Analytical parameters and validation of homopolymer detection in a pyrosequencing-based next generation sequencing system.

BACKGROUND: Current technologies in next-generation sequencing are offering high throughput reads at low costs, but still suffer from various sequencing errors. Although pyro- and ion semiconductor sequencing both have the advantage of delivering long and high quality reads, problems might occur when sequencing homopolymer-containing regions, since the repeating identical bases are going to incorporate during the same synthesis cycle, which leads to uncertainty in base calling. The aim of this study was to evaluate the analytical performance of a pyrosequencing-based next-generation sequencing system in detecting homopolymer sequences using homopolymer-preintegrated plasmid constructs and human DNA samples originating from patients with cystic fibrosis.
RESULTS: In the plasmid system average correct genotyping was 95.8% in 4-mers, 87.4% in 5-mers and 72.1% in 6-mers. Despite the experienced low genotyping accuracy in 5- and 6-mers, it was possible to generate amplicons with more than a 90% adequate detection rate in every homopolymer tract. When homopolymers in the CFTR gene were sequenced average accuracy was 89.3%, but varied in a wide range (52.2 - 99.1%). In all but one case, an optimal amplicon-sequencing primer combination could be identified. In that single case (7A tract in exon 14 (c.2046_2052)), none of the tested primer sets produced the required analytical performance.
CONCLUSIONS: Our results show that pyrosequencing is the most reliable in case of 4-mers and as homopolymer length gradually increases, accuracy deteriorates. With careful primer selection, the NGS system was able to correctly genotype all but one of the homopolymers in the CFTR gene. In conclusion, we configured a plasmid test system that can be used to assess genotyping accuracy of NGS devices and developed an accurate NGS assay for the molecular diagnosis of CF using self-designed primers for amplification and sequencing.

Background

In genomics, a homopolymer (HP) is a sequence of consecutive identical bases. Approximately 1.43 million HPs (also known as mononucleotide microsatellites) exist in the human exome, with the size of 4-mer and up. This also means that an average of eight such HP sequences can be found in every exon. They are believed to play roles in transcriptional regulation and recombination [1, 2], and the vast majority (96.7%) of them are in the range of 4-mer to 6-mer. HP sequences composed of A:T base pairs are over-represented in the human genome compared to G:C HPs [3-5]. Although both pairs show structural stability [6, 7], these loci in the genome are highly mutagenic and have been characterized as hotspots for length change mutations [8-10], which has, presumably, contributed to their reduced occurrence in the exome over time.
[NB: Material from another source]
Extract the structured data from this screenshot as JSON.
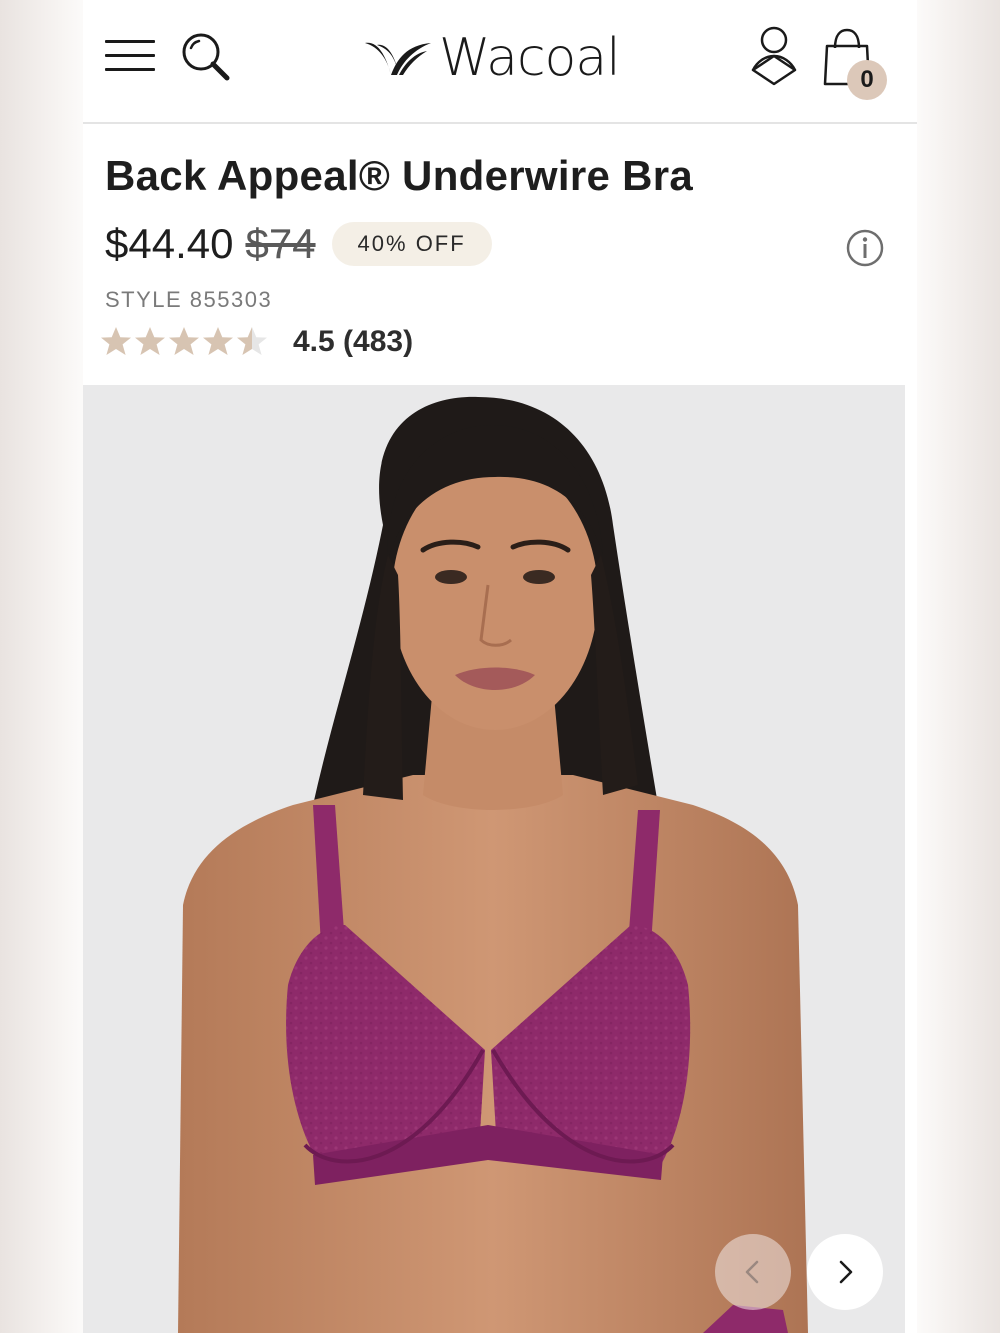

Certain sequencing-by-synthesis based next generation sequencing (NGS) techniques have a relatively high error rate in determining homopolymer regions, due to the principles used for detection. In pyrosequencing [11-13] or ion semiconductor sequencing [14], the signal which depends on the emitted light or the concentration of released hydrogen ions, respectively, should be directly proportional to the number of incorporated bases during a single dNTP dispensation. However, since linearity starts to diminish in HP stretches exceeding four bases, erroneous over- and under calls are going to happen [15-17]. Since HPs are more prone to insertion and deletion mutations (indels), problems are going to aggravate, when utilizing pyrosequencers or ion semiconductor chemistry in diagnostic procedures [18].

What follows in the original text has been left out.